Cass Nordmann - Dr. Sandra Demaria - Week 2

 Week 2 was much more eventful for me as Dr. Demaria was able to come back to work. She’s very involved in her lab’s research, so I’ve already had a lot of opportunities to see how she approaches research questions. I find it interesting how clinicians will ask about factors that are not necessarily featured in an in vitro or in vivo model but would be considered in patient care. It seems to me like clinical researchers are a lot more concerned with remaining as faithful to human physiology as possible and less with creating models for individual specific phenomena like my own research is. This week, I was able to observe how Dr. Demaria’s lab splits their organoid cultures. I was surprised by how similar it was to my own experience with cell culture. Just like with cell lines, they use trypsin to dissociate the cells, then spin them down and aspirate the supernatant. The only difference is that their organoids are grown within Matrigel bubbles so the trypsin also needs to digest the matrix proteins before the cells can be split. Sometimes, after centrifuging the cell solution, a layer of Matrigel is still visible on top of the pellet and further trypsinization is required. Some mechanical breakup might also be needed to get rid of the matrix. After they prepare the new cell-matrix solution they pipette four drops of solution into a single well and put the plate in the incubator to polymerize.

I was able to attend several meetings or talks this week. I arrived late due to the weekly immersion meeting, but at Dr. Demaria’s lab meeting Maud, the lab’s postdoc, gave a presentation on some of her work involving a model of breast cancer wherein mice are injected with a mouse mammary adenocarcinoma cell line. She performed single-cell RNA sequencing to measure dendritic cell phenotypes when given radiotherapy, an antibody treatment, or a combination therapy. I was also able to attend work-in-progress talks at the Greenberg Cancer Center on a gene mutation that drives prostate cancer phenotype and a deep learning model created to predict cancer drug synergy for precision medicine. The Radiation Oncology departmental meeting on Wednesday was a journal talk. I attended a lecture given by pathology residents on Thursday on a protein electrophoresis technique that they use and another journal talk about a preclinical hemophilia treatment study. I found it interesting that the attending physician at this lecture spoke up and was quite dissatisfied with the model presented in the paper. He felt that they were excluding important proteins involved in blood clotting from their study and that they did not adequately challenge their model to test scenarios in which they would expect adverse outcomes. He referred to the mouse model as “crude.”
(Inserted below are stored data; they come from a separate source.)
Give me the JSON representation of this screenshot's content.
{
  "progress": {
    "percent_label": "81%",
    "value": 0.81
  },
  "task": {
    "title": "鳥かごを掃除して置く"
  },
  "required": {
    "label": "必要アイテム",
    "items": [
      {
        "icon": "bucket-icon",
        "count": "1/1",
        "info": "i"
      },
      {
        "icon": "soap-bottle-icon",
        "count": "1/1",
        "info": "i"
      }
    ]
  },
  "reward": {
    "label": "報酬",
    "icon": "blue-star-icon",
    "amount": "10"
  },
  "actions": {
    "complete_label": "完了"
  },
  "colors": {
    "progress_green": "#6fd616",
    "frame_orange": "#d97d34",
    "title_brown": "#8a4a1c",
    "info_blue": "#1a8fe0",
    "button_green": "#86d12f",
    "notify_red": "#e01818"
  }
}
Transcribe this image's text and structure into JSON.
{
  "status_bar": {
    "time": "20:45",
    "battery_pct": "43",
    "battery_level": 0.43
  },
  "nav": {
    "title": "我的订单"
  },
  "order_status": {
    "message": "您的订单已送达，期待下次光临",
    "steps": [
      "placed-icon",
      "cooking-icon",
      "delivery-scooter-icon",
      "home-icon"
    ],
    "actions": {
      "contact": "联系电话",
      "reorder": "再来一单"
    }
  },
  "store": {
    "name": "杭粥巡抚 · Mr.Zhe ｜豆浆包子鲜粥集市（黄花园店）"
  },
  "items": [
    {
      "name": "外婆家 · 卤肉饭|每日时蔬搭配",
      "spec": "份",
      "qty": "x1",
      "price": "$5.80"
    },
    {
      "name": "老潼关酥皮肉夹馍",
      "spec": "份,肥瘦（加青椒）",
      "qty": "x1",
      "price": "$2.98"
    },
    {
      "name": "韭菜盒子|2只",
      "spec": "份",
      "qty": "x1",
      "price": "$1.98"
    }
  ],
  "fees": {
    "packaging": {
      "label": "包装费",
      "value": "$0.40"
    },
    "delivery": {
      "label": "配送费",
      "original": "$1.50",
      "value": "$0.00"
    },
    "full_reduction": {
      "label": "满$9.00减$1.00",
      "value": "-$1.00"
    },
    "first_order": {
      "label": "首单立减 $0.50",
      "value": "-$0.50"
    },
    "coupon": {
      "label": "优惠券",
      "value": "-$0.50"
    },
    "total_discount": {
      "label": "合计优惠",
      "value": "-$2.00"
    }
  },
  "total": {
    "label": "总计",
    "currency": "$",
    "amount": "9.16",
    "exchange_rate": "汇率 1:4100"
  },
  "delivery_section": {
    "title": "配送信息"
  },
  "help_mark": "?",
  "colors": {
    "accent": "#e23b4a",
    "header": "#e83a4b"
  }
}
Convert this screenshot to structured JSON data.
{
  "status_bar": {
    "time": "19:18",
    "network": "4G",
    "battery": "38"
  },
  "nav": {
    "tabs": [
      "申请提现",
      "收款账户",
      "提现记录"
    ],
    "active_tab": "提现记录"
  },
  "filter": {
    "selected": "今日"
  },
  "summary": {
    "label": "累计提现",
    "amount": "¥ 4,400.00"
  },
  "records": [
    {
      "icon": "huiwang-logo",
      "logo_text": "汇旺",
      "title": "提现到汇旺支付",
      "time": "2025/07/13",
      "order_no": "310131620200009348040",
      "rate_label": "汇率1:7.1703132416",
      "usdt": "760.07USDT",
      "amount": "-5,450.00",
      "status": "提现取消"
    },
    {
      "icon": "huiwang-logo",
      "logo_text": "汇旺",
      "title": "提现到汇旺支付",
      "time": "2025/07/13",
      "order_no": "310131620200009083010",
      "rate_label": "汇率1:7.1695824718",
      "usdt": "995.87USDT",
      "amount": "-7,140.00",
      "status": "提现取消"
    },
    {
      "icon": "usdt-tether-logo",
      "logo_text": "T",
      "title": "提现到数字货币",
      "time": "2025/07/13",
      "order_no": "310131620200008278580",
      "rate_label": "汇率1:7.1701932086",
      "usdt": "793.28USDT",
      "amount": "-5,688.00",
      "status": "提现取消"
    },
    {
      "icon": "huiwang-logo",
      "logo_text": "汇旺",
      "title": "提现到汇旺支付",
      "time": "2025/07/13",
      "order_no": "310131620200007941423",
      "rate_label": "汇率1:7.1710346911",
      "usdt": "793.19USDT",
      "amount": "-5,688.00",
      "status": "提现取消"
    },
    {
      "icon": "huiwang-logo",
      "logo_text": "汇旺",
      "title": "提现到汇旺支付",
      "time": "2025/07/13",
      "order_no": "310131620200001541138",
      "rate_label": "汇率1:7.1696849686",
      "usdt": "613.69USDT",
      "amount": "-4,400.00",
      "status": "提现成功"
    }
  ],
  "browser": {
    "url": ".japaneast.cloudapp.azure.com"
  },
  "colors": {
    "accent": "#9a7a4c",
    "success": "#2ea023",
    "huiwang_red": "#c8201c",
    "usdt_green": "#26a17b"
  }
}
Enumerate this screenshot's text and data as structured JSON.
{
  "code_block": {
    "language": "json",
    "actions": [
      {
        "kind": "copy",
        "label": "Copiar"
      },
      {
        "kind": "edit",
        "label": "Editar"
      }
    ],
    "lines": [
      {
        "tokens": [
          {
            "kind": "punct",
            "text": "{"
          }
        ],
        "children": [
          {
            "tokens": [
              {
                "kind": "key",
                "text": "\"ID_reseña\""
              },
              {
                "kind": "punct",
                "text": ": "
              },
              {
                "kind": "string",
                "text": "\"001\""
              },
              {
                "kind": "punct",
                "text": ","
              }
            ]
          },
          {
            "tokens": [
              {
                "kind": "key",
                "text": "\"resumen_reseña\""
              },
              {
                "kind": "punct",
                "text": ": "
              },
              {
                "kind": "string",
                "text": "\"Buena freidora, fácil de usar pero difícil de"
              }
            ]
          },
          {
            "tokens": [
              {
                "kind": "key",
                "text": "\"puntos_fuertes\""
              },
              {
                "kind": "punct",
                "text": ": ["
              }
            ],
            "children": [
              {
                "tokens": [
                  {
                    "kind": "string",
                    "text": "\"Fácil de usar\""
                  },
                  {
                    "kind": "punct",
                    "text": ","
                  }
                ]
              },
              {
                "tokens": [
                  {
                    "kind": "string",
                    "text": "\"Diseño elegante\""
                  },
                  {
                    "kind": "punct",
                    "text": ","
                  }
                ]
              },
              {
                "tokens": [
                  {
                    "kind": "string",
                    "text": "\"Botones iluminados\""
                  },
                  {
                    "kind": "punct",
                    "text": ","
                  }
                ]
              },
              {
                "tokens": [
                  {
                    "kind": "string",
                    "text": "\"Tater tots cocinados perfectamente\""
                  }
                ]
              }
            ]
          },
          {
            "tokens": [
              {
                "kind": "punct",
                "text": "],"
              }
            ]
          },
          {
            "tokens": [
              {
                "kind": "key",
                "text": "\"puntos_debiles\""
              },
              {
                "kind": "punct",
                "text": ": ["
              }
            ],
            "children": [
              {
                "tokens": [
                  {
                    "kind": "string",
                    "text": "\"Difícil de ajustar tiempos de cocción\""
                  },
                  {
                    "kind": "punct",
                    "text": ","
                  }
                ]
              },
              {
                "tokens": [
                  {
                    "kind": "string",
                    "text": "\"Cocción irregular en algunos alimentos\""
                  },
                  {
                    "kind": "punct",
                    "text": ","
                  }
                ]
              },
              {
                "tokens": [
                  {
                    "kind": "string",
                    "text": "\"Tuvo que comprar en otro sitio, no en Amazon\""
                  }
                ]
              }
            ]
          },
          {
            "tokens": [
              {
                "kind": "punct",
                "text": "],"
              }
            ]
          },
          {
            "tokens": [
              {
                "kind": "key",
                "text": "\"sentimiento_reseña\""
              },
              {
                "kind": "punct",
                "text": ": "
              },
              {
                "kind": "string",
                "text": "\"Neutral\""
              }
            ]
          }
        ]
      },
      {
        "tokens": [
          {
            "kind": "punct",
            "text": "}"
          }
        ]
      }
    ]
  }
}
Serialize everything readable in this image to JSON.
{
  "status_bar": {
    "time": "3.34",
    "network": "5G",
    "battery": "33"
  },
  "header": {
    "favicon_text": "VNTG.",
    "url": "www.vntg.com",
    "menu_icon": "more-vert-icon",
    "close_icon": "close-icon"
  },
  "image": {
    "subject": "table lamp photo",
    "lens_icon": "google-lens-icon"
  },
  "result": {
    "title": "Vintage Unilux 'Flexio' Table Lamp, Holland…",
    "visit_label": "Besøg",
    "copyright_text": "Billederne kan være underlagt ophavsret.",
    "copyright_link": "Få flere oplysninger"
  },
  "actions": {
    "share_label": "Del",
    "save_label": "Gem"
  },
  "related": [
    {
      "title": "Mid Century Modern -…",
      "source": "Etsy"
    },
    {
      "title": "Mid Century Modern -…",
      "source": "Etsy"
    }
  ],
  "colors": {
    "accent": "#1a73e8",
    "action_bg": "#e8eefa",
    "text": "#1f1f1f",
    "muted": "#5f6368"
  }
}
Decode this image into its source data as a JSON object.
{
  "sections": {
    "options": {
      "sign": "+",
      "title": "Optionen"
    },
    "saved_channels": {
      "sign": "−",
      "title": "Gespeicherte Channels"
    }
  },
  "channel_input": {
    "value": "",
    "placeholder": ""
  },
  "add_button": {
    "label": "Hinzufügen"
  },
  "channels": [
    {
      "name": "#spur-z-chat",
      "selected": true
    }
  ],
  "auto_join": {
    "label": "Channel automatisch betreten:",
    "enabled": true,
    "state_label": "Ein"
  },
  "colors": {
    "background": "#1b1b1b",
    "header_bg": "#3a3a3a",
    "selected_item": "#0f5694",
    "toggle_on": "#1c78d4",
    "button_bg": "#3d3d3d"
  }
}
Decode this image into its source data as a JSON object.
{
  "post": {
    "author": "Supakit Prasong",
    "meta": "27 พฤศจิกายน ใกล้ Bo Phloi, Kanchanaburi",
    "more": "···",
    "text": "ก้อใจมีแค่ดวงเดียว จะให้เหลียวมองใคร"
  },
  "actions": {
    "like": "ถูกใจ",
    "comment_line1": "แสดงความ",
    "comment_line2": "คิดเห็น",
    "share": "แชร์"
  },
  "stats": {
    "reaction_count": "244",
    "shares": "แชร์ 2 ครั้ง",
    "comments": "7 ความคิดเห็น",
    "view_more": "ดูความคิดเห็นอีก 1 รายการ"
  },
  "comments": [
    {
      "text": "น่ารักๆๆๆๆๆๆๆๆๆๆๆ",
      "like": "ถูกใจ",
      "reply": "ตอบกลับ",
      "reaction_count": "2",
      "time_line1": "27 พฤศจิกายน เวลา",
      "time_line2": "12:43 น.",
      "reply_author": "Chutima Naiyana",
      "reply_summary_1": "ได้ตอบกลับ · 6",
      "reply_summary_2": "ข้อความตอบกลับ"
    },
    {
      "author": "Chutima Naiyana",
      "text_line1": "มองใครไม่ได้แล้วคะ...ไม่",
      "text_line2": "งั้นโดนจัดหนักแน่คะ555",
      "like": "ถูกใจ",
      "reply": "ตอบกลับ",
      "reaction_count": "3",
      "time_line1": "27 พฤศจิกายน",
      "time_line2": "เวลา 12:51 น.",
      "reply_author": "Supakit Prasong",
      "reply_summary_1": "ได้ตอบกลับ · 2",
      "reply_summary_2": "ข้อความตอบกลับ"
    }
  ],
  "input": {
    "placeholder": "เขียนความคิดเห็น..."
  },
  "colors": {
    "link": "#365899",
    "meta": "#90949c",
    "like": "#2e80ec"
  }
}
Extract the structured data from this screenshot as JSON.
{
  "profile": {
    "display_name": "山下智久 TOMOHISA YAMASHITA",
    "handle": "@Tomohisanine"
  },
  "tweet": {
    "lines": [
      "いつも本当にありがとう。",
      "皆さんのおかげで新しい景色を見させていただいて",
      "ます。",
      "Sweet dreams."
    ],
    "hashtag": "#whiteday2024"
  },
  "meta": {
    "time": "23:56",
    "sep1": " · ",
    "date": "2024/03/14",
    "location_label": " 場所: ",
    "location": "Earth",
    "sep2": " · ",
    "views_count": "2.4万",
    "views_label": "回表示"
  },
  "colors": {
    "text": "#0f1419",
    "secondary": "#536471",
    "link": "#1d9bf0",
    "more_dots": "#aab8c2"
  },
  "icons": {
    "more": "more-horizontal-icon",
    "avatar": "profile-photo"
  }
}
This week's highlight was finally getting to see the pathology lab on Tuesday, Thursday, and Friday. On Tuesday, Dr. Demaria took me to the pathology lab herself to introduce me to the clinicians there and allowed me to attend a consensus meeting. During these meetings, a group of pathologists sits around a table with microscope eyepieces at each seat, all connected to a single microscope. One of the pathologists will operate the microscope and present a case that they were having trouble with or wanted additional input on. The consensus meetings that I attended this week were only for breast pathology cases. During this first meeting, I got a chance to see how pathologists work and a fellow explained some of the stains they used to me such as H&E, keratin, ER, and HER2 stains. It was a bit overwhelming at the time, but afterward, Dr. Demaria gave me a pathology textbook to read and I think I’ve been able to start understanding a little of what’s going on. I attended another consensus meeting on Thursday and a smaller meeting with the resident I was shadowing and a couple others and began to recognize some spots that looked invasive, the ducts in the breast tissue, and fat. One of the residents I met on Tuesday, Carlos, was kind enough to allow me to shadow him while he processed breast samples in what they call “the gross room,” as this is where specimens undergo gross examination. Between Thursday and Friday, I was able to see one of every kind of case that a breast pathologist will routinely gross: a mastectomy with axillary lymph nodes, an unoriented lumpectomy, and an oriented lumpectomy with sentinel lymph nodes. I was able to feel some of the lymph nodes, breast tissue, and a large tumor, about 9cm long. Within the mastectomy specimen, I could also see areas that looked fibrous and were associated with tumors. It gave me a lot of valuable perspective for what real breast cancer should actually look and feel like which I can hopefully translate to my in vitro model research.